Türkiye'nin sadece bölgesinde değil dünyada da iddia sahibi olarak emin adımlarla ilerleyebilmesi için Millî Eğitim Bakanlığı olarak gece gündüz çalışmaya devam edeceklerini kaydeden Özer, yardımcı kaynaklardan bütçeye, okul öncesinden mesleki eğitimin güçlendirilmesine, öğretmenlerin eğitiminden kütüphane sayılarına, okulların imkânlarının artırılmasından öğrencilerin daha nitelikli ortamlarda eğitim almasına kadar tüm kronik problemlerin ortadan kaldırılması için destekler verilmeye devam edileceğini, Türkiye'de yeni başarı hikâyelerinin ortaya çıkacağını vurguladı.

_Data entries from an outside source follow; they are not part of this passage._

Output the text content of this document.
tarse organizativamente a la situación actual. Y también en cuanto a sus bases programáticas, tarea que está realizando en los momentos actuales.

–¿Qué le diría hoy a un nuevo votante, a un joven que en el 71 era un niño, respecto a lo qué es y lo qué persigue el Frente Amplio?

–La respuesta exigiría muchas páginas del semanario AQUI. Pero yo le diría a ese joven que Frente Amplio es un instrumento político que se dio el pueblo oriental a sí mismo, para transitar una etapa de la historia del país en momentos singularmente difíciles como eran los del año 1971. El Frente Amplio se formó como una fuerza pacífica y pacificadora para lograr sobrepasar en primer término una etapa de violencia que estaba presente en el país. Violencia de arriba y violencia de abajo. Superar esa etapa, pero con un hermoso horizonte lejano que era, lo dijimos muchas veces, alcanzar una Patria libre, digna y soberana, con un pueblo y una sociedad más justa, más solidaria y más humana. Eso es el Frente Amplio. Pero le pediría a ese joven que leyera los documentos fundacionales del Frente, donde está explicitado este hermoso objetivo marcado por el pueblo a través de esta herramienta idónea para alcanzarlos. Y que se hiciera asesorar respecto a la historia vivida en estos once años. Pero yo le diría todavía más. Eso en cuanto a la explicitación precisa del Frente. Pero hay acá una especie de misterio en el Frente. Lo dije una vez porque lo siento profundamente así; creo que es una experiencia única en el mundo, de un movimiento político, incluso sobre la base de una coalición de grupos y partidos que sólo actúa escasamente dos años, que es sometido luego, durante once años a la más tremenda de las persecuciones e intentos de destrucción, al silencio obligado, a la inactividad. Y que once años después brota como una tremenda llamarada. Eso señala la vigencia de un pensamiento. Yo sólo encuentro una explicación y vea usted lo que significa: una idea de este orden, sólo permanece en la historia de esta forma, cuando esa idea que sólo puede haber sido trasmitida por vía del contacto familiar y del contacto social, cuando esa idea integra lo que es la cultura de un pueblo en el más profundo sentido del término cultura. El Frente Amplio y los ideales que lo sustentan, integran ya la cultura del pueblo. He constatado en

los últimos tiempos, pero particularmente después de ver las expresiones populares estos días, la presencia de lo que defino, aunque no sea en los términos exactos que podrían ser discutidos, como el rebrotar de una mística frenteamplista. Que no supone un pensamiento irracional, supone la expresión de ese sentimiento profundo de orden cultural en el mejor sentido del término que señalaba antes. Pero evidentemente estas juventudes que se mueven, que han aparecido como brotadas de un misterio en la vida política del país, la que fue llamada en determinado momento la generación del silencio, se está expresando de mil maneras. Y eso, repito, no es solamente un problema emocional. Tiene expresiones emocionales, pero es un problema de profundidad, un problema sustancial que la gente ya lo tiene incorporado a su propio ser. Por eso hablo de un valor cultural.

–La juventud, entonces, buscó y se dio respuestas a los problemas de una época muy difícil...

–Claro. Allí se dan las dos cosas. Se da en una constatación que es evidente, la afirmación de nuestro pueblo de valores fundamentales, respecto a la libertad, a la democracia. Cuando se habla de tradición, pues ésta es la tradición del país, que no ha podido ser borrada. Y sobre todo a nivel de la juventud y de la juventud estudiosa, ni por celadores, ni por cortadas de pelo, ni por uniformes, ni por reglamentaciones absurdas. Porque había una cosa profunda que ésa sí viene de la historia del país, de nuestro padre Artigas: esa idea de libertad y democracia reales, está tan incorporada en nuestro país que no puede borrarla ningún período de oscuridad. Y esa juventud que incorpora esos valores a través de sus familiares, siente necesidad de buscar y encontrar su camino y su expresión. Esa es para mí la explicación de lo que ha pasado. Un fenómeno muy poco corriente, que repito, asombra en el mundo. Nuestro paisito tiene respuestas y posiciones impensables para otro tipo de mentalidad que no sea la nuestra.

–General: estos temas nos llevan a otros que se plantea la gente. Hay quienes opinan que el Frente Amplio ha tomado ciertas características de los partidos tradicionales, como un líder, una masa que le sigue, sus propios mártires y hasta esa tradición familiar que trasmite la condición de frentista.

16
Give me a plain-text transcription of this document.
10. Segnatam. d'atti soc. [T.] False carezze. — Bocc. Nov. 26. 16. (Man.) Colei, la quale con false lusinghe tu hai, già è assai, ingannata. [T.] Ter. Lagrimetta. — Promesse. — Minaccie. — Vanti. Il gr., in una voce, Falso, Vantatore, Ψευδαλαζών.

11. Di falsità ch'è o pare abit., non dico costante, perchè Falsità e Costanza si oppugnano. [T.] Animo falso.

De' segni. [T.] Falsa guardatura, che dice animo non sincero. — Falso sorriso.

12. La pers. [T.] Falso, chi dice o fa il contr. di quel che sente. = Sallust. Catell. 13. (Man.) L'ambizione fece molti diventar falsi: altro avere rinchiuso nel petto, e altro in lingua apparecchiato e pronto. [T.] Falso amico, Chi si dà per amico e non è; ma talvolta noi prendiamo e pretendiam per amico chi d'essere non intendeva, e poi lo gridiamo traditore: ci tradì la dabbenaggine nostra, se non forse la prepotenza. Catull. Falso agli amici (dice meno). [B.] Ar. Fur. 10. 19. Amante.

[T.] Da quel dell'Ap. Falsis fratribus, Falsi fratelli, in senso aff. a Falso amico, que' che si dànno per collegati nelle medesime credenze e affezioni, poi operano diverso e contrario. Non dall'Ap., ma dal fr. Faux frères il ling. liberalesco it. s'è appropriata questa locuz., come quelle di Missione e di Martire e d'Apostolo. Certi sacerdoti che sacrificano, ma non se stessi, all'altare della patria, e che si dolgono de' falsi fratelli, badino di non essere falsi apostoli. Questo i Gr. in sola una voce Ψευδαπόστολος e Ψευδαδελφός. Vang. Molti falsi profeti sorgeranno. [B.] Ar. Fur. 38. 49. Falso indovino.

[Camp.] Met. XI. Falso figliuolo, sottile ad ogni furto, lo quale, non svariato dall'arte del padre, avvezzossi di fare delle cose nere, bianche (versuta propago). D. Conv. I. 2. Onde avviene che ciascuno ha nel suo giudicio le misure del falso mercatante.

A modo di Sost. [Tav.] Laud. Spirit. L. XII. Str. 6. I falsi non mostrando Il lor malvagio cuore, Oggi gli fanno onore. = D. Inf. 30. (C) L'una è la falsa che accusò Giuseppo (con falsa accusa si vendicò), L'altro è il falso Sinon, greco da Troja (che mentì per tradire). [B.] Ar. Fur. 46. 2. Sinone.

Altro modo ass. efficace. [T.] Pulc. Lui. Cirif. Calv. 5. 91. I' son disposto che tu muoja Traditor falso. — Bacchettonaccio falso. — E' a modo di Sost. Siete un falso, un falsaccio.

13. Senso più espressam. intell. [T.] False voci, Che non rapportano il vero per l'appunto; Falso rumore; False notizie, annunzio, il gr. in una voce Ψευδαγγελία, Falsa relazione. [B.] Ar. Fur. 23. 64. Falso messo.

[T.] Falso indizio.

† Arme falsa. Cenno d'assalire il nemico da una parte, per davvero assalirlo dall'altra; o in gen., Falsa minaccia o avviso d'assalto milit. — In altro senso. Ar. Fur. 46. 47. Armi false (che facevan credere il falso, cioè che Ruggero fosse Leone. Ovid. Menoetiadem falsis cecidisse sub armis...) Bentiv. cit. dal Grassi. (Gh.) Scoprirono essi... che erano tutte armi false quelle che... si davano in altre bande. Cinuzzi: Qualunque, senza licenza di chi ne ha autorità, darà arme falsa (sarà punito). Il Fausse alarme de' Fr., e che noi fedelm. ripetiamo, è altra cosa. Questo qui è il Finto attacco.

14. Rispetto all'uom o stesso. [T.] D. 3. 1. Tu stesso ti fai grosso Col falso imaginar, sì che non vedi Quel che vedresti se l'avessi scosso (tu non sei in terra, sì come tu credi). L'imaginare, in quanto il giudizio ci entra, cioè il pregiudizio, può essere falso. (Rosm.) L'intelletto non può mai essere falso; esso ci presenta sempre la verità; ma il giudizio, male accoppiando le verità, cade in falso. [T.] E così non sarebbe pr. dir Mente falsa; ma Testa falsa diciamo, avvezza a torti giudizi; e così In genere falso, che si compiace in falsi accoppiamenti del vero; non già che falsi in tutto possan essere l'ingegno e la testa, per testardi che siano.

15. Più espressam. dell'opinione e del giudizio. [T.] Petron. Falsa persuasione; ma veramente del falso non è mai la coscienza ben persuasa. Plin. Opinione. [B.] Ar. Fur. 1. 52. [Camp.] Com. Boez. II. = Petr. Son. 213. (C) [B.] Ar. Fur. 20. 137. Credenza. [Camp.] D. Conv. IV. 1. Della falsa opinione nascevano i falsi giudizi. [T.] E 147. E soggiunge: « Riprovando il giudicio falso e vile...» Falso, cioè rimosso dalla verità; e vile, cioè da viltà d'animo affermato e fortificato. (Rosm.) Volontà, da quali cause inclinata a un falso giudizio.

Özer konuşmasında, 28 Şubat süreci mimarlarının bu ülkenin çocuklarının eğitimle buluşmasına engel olduğunu, artık söyleyecek sözlerinin bulunmadığını belirterek "Onlardan da öğreneceğimiz hiçbir şey yok. Okulumuzun hayırlara vesile olmasını diliyorum. Burada eğitim veren kıymetli öğretmenlerimizi kutluyorum. Öğrencilerimize başarılar diliyor, hepinize sevgi ve saygılarımı sunuyorum." dedi.